Deón, Natashia. Grace. Counterpoint, 2016.

Grace by Natashia Deón is a historical horror novel that follows the life and death of a young Black woman named Naomi. Told through a nonlinear narrative, the novel follows Naomi as a ghost after her death, watching over her daughter Josephine while reflecting on the trauma, violence, love, and resilience that shaped her life. The story blends ghost story, historical fiction, and lyrical prose into something emotionally devastating and deeply human.

Gender roles and the brutality of slavery play a major role throughout the novel. Naomi begins as a hidden child, concealed by her mother from Massa, the slave owner who controls their lives. After witnessing abuse and violence against her family, Naomi kills Massa in order to protect herself and avenge her mother. She is then forced into survival alone, wandering through a world where Black women are constantly vulnerable to exploitation and violence.

Throughout the novel, men repeatedly fail the women around them through manipulation, abandonment, rape, cheating, and abuse. Yet alongside this darkness is an equally powerful theme of motherhood and feminine endurance. Naomi’s mother survives by complying outwardly while secretly protecting her children. Hazel, Naomi’s sister, becomes an example of survival and sacrifice. Even when Naomi herself is betrayed by Jeremy—the first man she truly loves—she eventually refuses to remain trapped in abuse. Jeremy attempts to pimp her out, abandons her during pregnancy, and later returns only to shame her. Naomi ultimately walks away, choosing both herself and her child over submission.

Motherhood Beyond Death

Shortly after Josephine’s birth, Naomi is killed by slave catchers. However, death does not end her connection to her daughter. As a ghost, Naomi remains tethered to Josephine, unable to fully let go. Some of the most haunting moments in the novel are not the supernatural ones, but the emotional truths surrounding motherhood, attachment, and grief. Annie tells Naomi’s spirit:

“One day you will leave her, by your choice. It’s what you’re supposed to do. At some point, every mother has to let her child go” (185).

That line stayed with me long after reading the book. It transforms the ghost story into something much larger about the pain of motherhood itself: loving someone enough to eventually release them into the world.

Lyrical Prose and Emotional Rhythm

One of the strongest literary elements in Grace is Deón’s lyrical prose. She slows down intimate moments and emotional observations until they almost feel suspended in time. Her writing often moves with a poetic rhythm that makes even painful scenes feel beautiful and deeply sensory.

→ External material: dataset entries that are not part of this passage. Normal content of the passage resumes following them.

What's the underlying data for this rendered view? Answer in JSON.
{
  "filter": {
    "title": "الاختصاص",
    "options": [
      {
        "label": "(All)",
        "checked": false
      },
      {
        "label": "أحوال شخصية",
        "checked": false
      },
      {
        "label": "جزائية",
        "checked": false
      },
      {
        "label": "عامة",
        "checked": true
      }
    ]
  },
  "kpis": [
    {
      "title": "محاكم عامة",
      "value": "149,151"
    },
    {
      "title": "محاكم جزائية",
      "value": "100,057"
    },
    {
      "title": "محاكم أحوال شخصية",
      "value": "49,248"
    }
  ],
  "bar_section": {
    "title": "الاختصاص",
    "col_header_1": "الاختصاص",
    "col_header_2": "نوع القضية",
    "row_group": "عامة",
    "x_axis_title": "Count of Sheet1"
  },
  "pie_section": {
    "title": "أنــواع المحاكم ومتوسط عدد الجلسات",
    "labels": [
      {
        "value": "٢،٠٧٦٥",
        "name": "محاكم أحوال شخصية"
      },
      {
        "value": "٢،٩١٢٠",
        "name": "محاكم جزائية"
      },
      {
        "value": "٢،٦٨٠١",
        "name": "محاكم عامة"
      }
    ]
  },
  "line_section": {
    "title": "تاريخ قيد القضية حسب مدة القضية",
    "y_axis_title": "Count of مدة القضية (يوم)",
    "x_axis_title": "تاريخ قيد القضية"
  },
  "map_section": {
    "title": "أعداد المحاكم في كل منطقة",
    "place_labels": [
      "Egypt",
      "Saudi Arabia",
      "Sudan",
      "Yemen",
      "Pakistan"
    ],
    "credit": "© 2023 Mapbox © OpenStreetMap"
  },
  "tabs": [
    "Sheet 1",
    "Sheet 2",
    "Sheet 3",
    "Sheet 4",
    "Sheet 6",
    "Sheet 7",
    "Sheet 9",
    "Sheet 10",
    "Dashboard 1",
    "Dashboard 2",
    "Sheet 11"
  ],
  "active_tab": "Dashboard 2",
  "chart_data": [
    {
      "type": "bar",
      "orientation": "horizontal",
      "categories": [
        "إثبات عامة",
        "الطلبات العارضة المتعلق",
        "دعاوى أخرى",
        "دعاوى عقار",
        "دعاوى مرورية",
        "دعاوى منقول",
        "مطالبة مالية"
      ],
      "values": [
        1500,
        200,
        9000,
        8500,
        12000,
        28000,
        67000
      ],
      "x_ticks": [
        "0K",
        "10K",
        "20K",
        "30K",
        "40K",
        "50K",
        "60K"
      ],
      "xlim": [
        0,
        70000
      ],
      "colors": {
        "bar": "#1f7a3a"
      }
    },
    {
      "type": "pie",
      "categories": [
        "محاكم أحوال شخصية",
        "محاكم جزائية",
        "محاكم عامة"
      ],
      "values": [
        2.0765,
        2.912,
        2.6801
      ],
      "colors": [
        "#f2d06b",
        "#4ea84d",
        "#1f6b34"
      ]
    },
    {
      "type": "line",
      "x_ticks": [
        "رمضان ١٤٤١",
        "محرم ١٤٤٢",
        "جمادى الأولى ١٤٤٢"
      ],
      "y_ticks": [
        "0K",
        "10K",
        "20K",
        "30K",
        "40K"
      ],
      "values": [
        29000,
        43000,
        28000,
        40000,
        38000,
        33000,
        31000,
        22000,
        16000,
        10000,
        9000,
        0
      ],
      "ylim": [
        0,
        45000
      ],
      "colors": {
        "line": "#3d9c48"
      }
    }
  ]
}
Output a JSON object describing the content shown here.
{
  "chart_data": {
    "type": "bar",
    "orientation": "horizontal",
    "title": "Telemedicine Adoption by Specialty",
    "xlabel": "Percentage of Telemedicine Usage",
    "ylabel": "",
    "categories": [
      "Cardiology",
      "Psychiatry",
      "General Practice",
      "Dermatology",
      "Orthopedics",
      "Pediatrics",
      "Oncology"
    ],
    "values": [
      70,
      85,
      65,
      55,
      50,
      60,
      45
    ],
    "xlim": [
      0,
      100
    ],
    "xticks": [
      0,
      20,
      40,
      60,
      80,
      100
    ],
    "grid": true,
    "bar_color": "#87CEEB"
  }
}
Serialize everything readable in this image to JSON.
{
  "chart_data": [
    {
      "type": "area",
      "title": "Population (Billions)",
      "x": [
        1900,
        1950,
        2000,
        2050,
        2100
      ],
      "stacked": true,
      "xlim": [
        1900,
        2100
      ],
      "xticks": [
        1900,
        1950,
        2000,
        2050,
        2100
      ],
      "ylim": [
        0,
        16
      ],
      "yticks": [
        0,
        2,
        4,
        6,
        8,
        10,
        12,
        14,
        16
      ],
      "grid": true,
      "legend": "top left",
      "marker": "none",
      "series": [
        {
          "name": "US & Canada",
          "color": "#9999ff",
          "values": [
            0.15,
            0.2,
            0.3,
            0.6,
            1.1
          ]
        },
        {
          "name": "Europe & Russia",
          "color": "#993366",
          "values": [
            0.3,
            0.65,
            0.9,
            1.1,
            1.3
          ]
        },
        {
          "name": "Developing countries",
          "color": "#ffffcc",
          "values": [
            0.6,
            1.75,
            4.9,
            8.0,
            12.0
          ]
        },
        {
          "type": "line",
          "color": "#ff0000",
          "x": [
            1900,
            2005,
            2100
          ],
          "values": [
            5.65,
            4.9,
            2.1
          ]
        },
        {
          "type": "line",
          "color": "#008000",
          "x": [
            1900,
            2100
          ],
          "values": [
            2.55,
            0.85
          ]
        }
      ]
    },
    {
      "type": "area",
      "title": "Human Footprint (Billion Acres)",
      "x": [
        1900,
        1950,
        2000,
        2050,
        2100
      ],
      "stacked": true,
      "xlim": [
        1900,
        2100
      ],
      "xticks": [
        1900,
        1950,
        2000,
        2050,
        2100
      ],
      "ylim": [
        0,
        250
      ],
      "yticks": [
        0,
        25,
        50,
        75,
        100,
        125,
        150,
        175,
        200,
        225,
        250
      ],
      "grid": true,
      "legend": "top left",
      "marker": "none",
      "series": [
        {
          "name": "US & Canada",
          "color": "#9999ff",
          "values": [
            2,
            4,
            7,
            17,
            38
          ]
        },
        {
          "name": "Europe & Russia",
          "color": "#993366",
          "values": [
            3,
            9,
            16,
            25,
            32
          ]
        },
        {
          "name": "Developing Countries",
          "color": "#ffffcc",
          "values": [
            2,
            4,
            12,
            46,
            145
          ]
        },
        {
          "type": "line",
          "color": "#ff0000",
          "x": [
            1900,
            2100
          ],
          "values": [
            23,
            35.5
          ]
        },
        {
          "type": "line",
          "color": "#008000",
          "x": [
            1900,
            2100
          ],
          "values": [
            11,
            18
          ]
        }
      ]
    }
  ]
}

“I wish he would smell sweet to me like a man looking for love or seemed soft like a man who could love me silly and forgive me for the thangs he didn’t know about me” (38).

The prose lingers inside physical sensation, emotion, memory, and desire. Rather than rushing through events, Deón allows moments to fully breathe. Her storytelling carries humor, sexuality, tenderness, and humanity even within the horror of slavery and violence.

What I take from this novel for my own writing is the importance of slowing down and honoring the details of life itself. Grace reminded me that storytelling is not only about plot progression but about fully inhabiting emotional moments, relationships, and sensory experience. The novel feels like a ghost story not simply because of Naomi’s spirit, but because it honors the cycle of life, motherhood, trauma, love, and memory itself. It suggests that even after death, the emotional imprint we leave on one another persists.